Kapolres Bangka Selatan AKBP Agus Arif Wijayanto, melalui Kasat Reskrim AKP Imam Satriawan, menyampaikan bahwa pelaku akhirnya berhasil diamankan oleh Tim URC Macan Selatan yang dipimpin AIPDA Yobindra Oknanda.
Pelaku diamankan di kediamannya yang berada di Jalan Raya Puput, Desa Gadung, Kabupaten Bangka Selatan. Penangkapan dilakukan tanpa perlawanan dan berlangsung kurang dari 1×24 jam setelah laporan diterima.
Polisi Masih Mendalami Kasus
Saat diamankan, polisi kemudian melakukan pemeriksaan terhadap NV alias Phin Phin. Dari hasil interogasi awal, pelaku mengakui telah melakukan pemukulan terhadap adiknya.
Polisi menyebut motif sementara penganiayaan adalah persoalan permintaan uang yang tidak dipenuhi korban, kemudian berkembang menjadi pertengkaran dan tindakan kekerasan.
Meski demikian, proses hukum tetap berjalan untuk mengungkap secara lebih lengkap rangkaian kejadian serta memastikan pertanggungjawaban pelaku atas perbuatannya.
Kasus ini menjadi perhatian karena kekerasan tersebut terjadi antara anggota keluarga sendiri dan berakhir dengan meninggalnya korban.
Pelajaran dari Kasus Penganiayaan di Toboali
Kasus penganiayaan di Toboali tersebut menjadi pengingat bahwa persoalan keluarga maupun masalah ekonomi seharusnya tidak diselesaikan dengan kekerasan.
Perbedaan pendapat atau persoalan mengenai uang dapat diselesaikan melalui komunikasi dan jalur yang lebih baik. Tindakan kekerasan justru dapat menimbulkan konsekuensi serius, termasuk korban mengalami luka berat hingga kehilangan nyawa.

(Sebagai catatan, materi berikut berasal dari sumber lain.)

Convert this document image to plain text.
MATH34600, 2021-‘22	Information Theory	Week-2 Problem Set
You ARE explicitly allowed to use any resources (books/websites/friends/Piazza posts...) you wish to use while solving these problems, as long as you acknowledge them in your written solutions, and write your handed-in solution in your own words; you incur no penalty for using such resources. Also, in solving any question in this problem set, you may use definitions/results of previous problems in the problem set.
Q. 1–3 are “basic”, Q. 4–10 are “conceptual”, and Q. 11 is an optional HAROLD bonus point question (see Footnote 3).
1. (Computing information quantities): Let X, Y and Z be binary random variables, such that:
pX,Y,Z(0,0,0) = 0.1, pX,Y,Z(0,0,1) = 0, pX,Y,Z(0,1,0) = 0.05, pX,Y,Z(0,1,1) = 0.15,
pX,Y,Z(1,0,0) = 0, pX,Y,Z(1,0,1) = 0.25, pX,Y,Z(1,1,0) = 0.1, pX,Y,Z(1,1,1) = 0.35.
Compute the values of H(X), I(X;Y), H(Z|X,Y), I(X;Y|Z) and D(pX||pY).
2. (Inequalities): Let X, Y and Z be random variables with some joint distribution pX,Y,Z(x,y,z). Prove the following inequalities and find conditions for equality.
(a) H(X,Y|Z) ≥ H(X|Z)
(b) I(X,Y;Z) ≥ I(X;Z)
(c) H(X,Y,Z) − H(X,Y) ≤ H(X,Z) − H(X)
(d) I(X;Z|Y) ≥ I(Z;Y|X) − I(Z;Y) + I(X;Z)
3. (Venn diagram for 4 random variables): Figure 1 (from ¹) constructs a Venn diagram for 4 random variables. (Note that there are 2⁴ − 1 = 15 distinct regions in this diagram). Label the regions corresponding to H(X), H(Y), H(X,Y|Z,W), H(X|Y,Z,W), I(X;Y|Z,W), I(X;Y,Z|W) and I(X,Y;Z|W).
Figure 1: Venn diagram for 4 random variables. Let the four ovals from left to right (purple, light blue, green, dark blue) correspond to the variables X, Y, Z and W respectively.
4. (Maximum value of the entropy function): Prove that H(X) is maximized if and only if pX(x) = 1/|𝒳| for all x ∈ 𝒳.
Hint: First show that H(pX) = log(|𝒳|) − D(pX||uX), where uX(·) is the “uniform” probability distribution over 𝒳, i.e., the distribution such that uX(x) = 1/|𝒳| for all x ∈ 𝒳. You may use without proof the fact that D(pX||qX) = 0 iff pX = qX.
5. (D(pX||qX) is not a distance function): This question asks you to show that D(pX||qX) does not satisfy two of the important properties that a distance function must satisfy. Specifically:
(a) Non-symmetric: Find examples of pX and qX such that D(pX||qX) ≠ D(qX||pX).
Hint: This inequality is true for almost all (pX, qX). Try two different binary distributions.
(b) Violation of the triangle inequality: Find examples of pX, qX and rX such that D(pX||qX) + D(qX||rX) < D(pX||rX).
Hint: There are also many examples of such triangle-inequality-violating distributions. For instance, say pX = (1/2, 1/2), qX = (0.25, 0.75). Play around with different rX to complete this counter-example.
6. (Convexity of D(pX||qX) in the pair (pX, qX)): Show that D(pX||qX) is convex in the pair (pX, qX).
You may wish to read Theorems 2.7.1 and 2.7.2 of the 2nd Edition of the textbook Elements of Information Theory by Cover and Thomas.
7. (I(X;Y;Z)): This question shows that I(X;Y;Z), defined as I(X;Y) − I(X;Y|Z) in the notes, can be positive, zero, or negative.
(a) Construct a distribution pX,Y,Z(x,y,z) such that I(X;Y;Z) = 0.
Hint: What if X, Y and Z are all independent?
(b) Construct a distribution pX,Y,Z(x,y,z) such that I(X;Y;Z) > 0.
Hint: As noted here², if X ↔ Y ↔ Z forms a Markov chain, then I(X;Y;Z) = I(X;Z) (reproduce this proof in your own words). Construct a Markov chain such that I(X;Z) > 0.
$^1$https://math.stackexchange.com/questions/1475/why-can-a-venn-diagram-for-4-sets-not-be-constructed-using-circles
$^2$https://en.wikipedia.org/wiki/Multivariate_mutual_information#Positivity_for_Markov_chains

Baca: Lansia 82 Tahun di Membalong Hilang Dua Hari, Ditemukan Meninggal di Dalam Sumur Tua
Saat ini, pelaku telah diamankan Satreskrim Polres Bangka Selatan dan kasus tersebut masih dalam proses penanganan kepolisian.
Catatan: Artikel ini menggunakan istilah “pelaku” atau “tersangka” sesuai status perkara dalam pemberitaan dan tidak bermaksud mendahului proses hukum yang berlaku.